От Маркса к Ленину. Истоки режима. К 100-летию большевистского переворота в России

 

Недавно среди моих американских коллег завязался разговор о марксизме. Кто-то заметил, что если бы марксизм применялся так, как было задумано основоположниками, то в принципе можно было бы создать общество на справедливых началах, без войн, насилия и нищеты. К сожалению, такое отношение к марксизму - не единичное. Это побудило меня предложить читателю сокращенный вариант главы о марксизме из книги Александра Корчака (1922-2013) “Современный тоталитаризм: системный подход”1 - как дань памяти миллионов людей,уничтоженных во имя претворения этого учения в жизнь.

Марксизм вместе с основанной на нем коммунистической идеологией к концу ХХ века был полностью развенчан и, казалось, окончательно отошел в историю. Однако с начала XXI века наблюдается его возрождение. Новых поклонников этого учения не смущает тот факт, что именно марксизм лежал в основе идеологии наиболее жестоких тоталитарных режимов ХХ века. Чтобы понять такую живучесть марксизма, взглянем на его главную часть. Она кратко сформулирована самим Марксом в его письме к Ведермейеру: “...То, что я открыл нового, состояло в доказательстве следующего: 1. что существование классов связано лишь с определенными фазами развития производства, 2. что классовая борьба необходимо ведет к диктатуре пролетариата, 3. что эта диктатура составляет лишь переход к уничтожению всяких классов и к обществу без классов”. (Полное собр. соч., изд.2, Т.22, 424). Ленин писал еще более определенно: “Марксист лишь тот, кто распространяет признание классовой борьбы до признания диктатуры пролетариата…” (“Государство и революция”).

Таким образом, учение о классовой борьбе, пролетарской революции как ее неизбежном следствии и диктатуре пролетариата как ее конечном результате и составляют главную часть марксизма. Что касается экономического учения Маркса (“Капитал” и некоторые другие произведения), его главной целью являлось подведение фундамента под политическое учение о классовой борьбе.

Суть теории Маркса заключается в том, что, во-первых, классовая борьба есть движущая сила истории; во-вторых, революции являются следствием несоответствия между производительными силами и производственными отношениями. Из этих двух теоретических положений вытекают, по Марксу, два следствия, которые должны быть проверены “опытом”: первое -эпоха капитализма есть канун мировой пролетарской революции и ведет к диктатуре пролетариата; второе - главная особенность этой диктатуры заключается в том, что пролетариат выступает от имени всего общества и навсегда освобождает общество от эксплуатации. То есть это - последняя революция, после которой все классы отомрут. 
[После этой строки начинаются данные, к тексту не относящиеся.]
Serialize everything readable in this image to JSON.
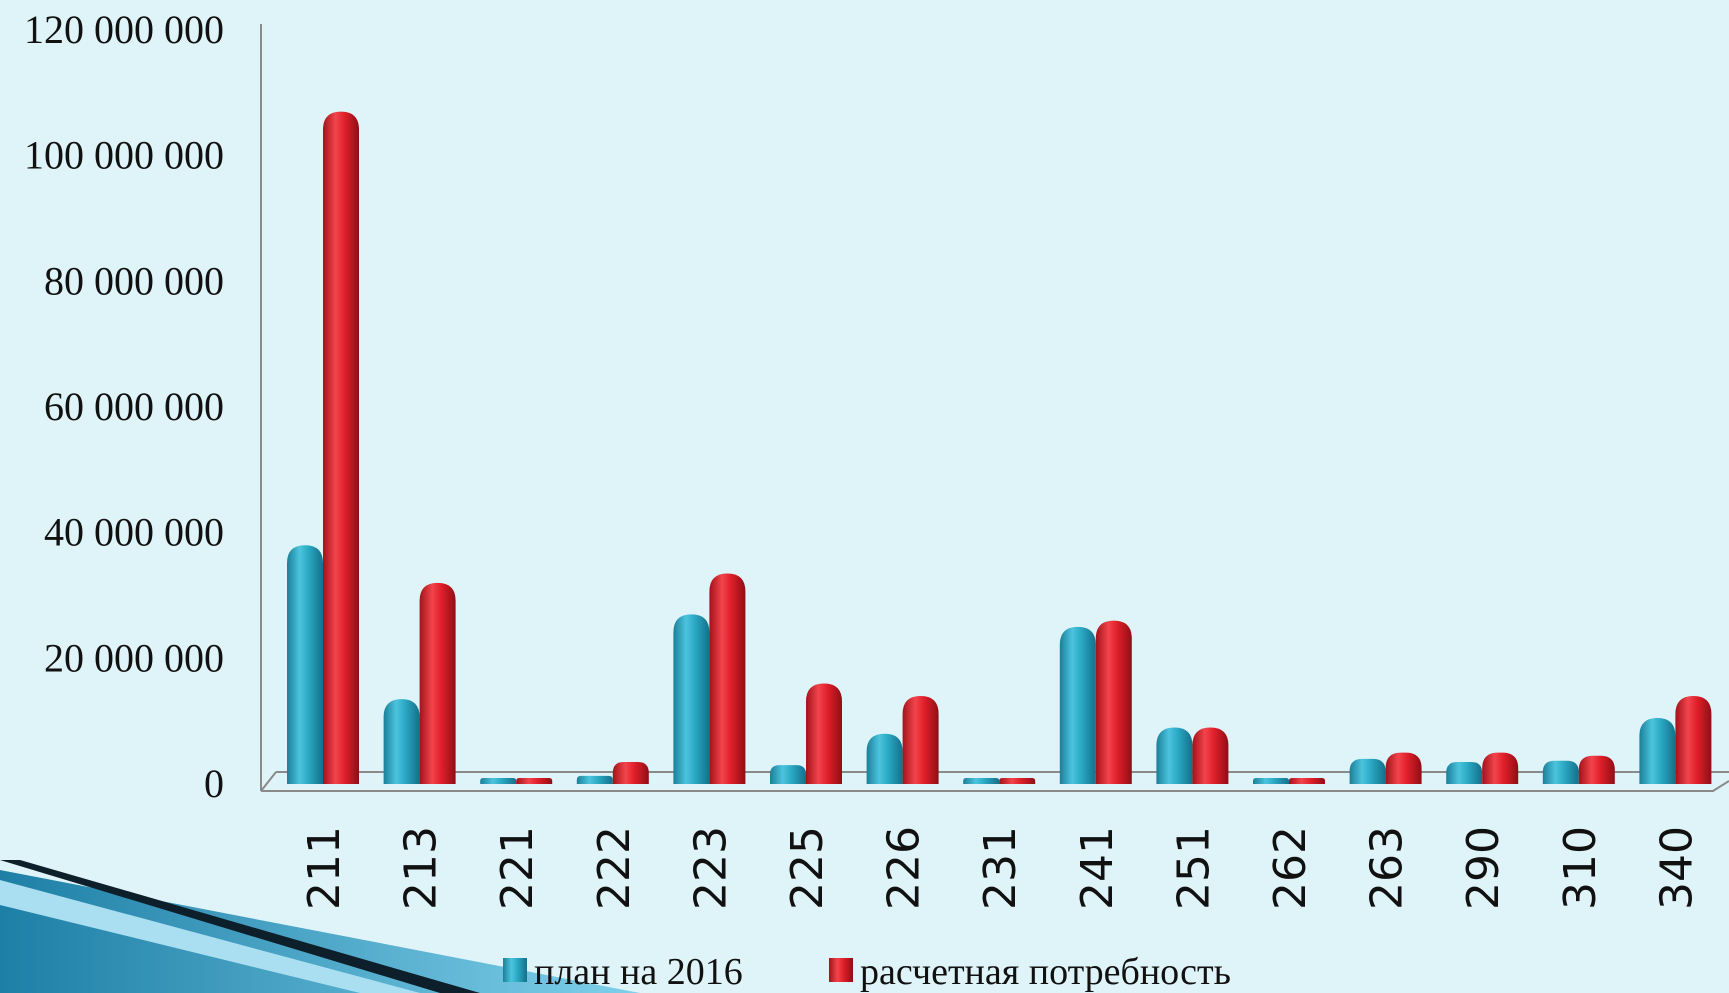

Эти следствия Маркс обосновывает в “Манифесте” так: пролетариат будет мировым, потому что буржуазия тоже мировая; а выступает он от имени всего общества, потому что все остальные классы (кроме пролетариата и буржуазии) распадаются и исчезают. Это означает, что пролетарское движение - это движение огромного большинства. А середина XIX века - канун пролетарской революции потому, что резко обострились противоречия между пролетариатом и буржуазией, между производительными силами и производственными отоношениями.

Все эти предсказания Маркса оказались ошибочными: национализм со второй половины XIX века только возрастал; раскола только на пролетариат и буржуазию не произошло, и все другие классы продолжают существовать, как ни в чем не бывало; класс капиталистов не разлагается, как было предсказано, а обнищания пролетариата не происходит (даже наоборот).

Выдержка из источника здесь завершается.